- #36
dm4b
- 363
- 4
yenchin said:I agree. I supposed what I meant was that *if* there is an alternate theory of gravity that reproduces all physics as GR does despite using different mathematical structures, and *when* there is no experiments that can distinguish between the two so that the two are completely equivalent [TEGR might or might not do this, I am not an expert, but hypothetically speaking we can suppose such thing to be possible], then we will quite lost to distinguish whether spacetime curvature is real or not. We can only distinguish something based on reality if we have observation or experiments to do so. In the absence of that, I don't know how.
Hi yenchin,
That is my pretty much my line of thinking on this too. We'd end up in the same boat that QM is in, which has an almost ridiculous amount of interpretations.
I guess I have the Casimir Force in mind too. Lots of folks used to like to think it showed the vacuum energy was real, that is, until it was explained also in terms of the Van Der Walls forces.
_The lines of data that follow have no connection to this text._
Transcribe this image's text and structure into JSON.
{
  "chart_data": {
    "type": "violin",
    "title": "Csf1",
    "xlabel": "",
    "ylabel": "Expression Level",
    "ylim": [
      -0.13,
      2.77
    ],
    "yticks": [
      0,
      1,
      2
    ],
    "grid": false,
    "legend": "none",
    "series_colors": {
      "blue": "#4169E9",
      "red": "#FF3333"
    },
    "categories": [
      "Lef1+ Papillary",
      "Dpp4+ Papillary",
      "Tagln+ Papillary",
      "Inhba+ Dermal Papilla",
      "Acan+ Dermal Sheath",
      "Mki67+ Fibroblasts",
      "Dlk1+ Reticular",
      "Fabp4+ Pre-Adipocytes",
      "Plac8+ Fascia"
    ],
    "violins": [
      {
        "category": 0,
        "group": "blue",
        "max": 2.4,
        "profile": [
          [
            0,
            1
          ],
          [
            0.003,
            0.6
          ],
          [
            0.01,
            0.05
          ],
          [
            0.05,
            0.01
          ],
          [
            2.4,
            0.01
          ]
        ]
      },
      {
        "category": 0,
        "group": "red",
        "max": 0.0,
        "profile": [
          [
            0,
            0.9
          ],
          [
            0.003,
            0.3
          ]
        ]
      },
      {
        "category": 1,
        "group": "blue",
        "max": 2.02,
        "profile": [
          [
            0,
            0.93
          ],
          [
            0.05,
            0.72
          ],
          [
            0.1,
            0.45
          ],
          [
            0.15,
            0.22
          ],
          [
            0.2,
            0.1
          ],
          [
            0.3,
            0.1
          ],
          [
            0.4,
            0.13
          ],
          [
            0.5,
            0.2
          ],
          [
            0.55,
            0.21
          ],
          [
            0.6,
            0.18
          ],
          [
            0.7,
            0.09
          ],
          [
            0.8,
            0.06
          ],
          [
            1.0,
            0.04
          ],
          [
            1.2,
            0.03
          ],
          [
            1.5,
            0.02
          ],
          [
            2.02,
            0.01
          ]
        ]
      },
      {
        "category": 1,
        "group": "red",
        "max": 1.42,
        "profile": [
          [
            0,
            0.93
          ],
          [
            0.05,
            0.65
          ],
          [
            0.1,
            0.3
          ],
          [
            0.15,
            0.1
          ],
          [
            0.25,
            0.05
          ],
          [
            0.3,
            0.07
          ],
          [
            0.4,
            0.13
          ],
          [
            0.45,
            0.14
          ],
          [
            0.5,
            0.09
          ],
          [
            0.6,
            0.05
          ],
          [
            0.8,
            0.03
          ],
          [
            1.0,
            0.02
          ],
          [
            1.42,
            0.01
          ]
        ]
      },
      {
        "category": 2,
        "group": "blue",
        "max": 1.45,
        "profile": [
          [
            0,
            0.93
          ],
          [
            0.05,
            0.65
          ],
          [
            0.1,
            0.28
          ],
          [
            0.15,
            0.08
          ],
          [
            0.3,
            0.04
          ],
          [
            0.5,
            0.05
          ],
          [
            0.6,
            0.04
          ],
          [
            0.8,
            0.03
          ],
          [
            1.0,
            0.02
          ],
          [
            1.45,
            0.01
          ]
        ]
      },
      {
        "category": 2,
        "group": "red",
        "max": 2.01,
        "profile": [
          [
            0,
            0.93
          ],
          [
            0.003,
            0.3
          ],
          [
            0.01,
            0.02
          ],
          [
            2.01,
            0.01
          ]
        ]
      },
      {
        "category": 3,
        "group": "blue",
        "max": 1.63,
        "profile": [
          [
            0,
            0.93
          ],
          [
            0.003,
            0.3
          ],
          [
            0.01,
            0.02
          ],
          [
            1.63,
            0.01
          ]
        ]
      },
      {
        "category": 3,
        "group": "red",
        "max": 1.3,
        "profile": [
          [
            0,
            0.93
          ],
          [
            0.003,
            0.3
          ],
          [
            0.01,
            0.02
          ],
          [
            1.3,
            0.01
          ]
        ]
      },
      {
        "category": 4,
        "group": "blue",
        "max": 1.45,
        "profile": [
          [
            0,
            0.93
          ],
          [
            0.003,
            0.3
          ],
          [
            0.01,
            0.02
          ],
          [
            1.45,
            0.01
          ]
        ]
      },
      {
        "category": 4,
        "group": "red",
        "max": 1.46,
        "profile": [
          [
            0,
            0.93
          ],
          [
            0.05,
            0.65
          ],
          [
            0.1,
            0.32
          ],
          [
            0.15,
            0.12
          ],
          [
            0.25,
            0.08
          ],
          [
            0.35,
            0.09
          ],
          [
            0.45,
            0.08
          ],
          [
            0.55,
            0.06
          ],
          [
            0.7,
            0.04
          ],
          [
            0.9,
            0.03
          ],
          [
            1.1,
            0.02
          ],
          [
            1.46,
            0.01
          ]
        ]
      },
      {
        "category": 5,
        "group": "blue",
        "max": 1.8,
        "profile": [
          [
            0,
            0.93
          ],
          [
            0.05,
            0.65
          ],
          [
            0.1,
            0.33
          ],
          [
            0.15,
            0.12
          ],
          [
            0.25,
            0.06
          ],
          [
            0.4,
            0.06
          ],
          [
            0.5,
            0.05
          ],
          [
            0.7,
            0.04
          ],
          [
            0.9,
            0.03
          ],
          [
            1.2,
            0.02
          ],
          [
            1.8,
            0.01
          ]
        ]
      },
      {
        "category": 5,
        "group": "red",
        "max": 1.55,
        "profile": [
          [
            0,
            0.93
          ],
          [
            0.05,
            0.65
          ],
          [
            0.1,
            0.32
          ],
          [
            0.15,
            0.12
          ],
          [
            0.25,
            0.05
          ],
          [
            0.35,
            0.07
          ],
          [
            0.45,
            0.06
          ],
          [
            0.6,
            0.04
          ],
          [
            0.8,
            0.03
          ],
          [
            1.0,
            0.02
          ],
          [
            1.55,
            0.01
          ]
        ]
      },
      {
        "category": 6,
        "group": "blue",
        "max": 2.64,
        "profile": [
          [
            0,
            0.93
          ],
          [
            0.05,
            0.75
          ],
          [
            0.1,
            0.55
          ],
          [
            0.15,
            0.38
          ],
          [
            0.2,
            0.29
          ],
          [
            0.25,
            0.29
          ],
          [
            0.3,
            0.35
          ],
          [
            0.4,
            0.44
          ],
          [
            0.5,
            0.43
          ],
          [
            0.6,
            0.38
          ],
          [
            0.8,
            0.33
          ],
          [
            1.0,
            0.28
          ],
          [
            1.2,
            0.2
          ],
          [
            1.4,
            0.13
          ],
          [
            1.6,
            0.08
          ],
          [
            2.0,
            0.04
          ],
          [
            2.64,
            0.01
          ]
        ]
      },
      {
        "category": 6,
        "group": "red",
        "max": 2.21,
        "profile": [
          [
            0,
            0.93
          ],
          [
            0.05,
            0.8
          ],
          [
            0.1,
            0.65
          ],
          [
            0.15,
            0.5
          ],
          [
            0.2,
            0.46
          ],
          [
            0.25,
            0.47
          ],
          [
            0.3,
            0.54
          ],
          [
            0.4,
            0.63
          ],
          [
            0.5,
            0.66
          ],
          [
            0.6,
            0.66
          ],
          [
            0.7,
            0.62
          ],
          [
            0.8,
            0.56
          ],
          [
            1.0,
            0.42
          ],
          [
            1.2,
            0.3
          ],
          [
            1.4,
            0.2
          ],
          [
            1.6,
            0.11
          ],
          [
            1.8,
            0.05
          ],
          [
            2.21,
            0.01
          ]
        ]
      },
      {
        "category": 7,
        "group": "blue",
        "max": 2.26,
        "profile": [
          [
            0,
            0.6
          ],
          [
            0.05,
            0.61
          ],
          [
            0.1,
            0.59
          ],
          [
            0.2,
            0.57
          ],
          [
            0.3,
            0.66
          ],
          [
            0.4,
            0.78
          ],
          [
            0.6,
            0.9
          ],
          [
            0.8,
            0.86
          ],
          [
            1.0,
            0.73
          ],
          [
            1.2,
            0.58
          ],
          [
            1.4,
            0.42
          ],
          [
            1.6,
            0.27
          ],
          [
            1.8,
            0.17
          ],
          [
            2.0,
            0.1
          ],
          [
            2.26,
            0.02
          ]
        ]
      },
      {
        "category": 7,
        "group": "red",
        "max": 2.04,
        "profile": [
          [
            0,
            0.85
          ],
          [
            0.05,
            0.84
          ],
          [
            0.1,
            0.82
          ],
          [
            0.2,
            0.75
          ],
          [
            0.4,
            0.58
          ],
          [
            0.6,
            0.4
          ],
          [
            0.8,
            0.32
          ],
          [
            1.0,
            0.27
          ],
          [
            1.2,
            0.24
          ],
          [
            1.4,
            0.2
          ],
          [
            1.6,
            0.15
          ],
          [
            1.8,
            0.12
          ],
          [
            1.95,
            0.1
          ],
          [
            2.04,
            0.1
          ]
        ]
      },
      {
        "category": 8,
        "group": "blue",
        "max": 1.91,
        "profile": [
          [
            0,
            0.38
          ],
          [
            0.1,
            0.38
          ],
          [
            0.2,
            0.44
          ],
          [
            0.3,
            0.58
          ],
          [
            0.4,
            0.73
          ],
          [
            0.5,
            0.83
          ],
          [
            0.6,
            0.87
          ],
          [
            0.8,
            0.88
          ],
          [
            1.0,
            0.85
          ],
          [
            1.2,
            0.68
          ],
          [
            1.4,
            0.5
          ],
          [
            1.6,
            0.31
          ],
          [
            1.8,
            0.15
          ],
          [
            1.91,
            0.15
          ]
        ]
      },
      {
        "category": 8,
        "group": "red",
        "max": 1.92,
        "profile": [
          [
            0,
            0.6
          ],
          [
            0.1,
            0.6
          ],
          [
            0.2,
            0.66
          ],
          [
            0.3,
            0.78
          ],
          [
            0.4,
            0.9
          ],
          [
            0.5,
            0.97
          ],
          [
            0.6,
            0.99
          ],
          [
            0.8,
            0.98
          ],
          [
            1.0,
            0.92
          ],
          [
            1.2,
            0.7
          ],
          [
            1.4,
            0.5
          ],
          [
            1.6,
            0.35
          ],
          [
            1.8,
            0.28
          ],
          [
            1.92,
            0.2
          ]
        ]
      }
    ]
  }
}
The question is would LIGO results have another interpretation, as well. In addition, if LIGO is only able to produce results based on one leg physically contracting/stretching and GWs aren't truly "ripples" in spacetime, will LIGO even succeed in detecting GWs. I'm sure all of this has already been thought of. It would just be interesting to hear more, because I think it could be enlightening on whether or not spacetime curvature has any reality to it.